Standard in vitro systems, which consist of cells grown in static culture media in hard, flat plastic dishes, are rudimentary and do not represent the complexity of the human body. Meanwhile, animal models often do not replicate disease-related processes in humans because of species-specific differences. As a result, approximately 90 percent of drugs that enter clinical trials ultimately fail due to safety or efficacy concerns, costing the pharmaceutical industry more than a decade of research and several billions of dollars per drug candidate.
Unlike traditional systems, 3D organs-on-chips capture the architecture and cellular heterogeneity of tissues found in human organs and mimic the dynamic mechanical and biochemical processes of the surrounding environment. And unlike animal models, they are composed of human cells and are amenable to real-time visual analysis of drug responses. According to unofficial feedback from high-level NIH employees, the Science study changed the way that they thought about in vitro testing. Recognizing the potential of the approach, NCATS launched the Tissue Chip for Drug Screening program in 2012.
Since the seminal study in 2010, Huh and his collaborators have made tremendous progress, developing organ-on-a-chip models for the eyes, gut, placenta, cervix and pancreas to study conditions such as dry eye disease, Crohn’s disease, preterm birth and diabetes. Last June, the Cancer Research Institute announced that Huh received its inaugural Technology Impact Award of $1 million to use microchips to study interactions between cancer and immune cells for the development of immunotherapies.
CHALLENGES ABOVE EARTH
Conducting experiments on Earth is hard enough, but space presents an additional layer of unique challenges. To overcome these hurdles, Huh and Worthen are teaming up with two microgravity research companies called SpacePharma and Space Tango. These implementation partners will be intimately involved in the development of the tissues-on-chips in a space-ready fashion, and in the establishment of remote control and real-time data recovery from the International Space Station.
A major challenge will be to execute several complex experimental steps to infect the cells with microorganisms and monitor their responses for the entire duration of the flight. To address this concern, the team is working closely with their implementation partners to develop a fully automated cell-culture platform with imaging capabilities.
If all goes according to plan, the researchers will analyze cytokines, chemokines and other immune molecules secreted by an airway-on-a-chip infected with Pseudomonas aeruginosa bacteria, which can cause severe illness and even death in humans. The bone-marrow-on-a-chip will be used to simulate the mobilization of immune cells called neutrophils, which are among the first responders that travel from the bone marrow to the site of an infection. Meanwhile, control experiments will take place in a terrestrial facility.
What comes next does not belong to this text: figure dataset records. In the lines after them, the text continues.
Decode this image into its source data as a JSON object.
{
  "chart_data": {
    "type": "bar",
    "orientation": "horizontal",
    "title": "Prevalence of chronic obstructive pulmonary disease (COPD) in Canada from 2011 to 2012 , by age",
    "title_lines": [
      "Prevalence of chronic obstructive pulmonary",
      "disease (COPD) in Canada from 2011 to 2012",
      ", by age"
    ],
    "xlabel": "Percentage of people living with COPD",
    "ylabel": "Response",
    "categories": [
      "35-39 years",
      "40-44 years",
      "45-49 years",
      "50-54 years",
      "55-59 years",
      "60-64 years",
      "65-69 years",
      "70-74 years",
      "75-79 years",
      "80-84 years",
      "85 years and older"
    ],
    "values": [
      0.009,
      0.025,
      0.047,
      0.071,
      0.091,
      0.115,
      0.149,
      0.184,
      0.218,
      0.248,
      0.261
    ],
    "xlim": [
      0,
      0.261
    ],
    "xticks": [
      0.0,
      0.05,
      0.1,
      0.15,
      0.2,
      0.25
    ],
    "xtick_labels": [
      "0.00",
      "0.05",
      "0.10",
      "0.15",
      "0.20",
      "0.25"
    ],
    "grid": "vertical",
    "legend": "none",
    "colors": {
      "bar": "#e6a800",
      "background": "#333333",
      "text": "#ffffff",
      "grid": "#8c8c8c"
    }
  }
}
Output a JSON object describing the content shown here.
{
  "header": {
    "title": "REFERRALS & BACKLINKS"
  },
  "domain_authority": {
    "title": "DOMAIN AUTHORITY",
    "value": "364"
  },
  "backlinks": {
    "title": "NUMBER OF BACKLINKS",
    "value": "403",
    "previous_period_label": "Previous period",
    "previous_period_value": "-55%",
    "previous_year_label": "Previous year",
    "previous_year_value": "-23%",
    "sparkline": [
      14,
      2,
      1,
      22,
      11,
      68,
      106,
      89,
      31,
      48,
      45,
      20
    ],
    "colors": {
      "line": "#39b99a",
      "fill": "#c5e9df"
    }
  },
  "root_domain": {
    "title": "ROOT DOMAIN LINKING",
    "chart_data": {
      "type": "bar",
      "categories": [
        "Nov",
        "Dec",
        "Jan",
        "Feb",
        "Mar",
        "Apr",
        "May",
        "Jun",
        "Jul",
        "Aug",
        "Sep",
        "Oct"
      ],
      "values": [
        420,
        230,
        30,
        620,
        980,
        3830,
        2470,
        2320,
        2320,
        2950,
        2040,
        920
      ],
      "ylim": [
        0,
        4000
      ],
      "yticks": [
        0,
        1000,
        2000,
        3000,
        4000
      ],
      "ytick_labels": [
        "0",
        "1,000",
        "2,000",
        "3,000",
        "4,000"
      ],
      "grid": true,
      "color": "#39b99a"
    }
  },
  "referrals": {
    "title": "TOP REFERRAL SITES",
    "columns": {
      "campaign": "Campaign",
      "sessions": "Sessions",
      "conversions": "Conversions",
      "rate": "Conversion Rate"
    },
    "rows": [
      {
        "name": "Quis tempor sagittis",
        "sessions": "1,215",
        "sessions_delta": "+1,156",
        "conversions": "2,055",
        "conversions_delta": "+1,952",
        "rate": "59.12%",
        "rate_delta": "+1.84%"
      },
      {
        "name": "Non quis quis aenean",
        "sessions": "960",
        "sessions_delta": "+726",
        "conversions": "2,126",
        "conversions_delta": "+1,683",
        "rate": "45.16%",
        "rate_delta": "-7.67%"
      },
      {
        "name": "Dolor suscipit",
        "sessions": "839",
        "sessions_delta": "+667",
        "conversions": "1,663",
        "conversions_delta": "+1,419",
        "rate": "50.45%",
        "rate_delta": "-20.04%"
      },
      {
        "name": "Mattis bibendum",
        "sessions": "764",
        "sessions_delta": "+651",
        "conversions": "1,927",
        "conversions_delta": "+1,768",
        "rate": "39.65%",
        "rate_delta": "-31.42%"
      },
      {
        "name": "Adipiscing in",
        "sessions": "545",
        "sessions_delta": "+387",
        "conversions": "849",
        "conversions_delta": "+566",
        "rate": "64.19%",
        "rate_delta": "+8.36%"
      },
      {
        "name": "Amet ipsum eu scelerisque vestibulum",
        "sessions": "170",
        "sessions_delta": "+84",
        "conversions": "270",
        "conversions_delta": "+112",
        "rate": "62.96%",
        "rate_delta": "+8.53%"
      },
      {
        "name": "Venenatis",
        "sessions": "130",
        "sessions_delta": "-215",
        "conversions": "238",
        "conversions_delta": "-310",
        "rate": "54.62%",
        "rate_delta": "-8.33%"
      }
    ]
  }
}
“We can visualize how the lung cells natively slow down and block bacteria by secreting more mucus, and most exciting, we can measure how systemic signaling molecules released by the airway cells recruit white blood cells from the bone marrow by stimulating them to enter the bloodstream and find their way to the infected tissue,” says third-year doctoral student Andrei Georgescu. “By sending these organ-modeling chips to the Space Station while also mirroring the experiments down here on Earth, we’ll be able to closely compare differences and understand changes in the behavior of human cells and pathogenic bacteria during an infection.”
The four other “Chips in Space” research projects funded by CASIS and NCATS will examine human physiology and disease aboard the International Space Station. “This collective effort could make a huge impact on the health of astronauts during and after space flight,” Huh says. “We hope that the lessons we learn will better prepare astronauts to fight sickness as they explore the next frontier.”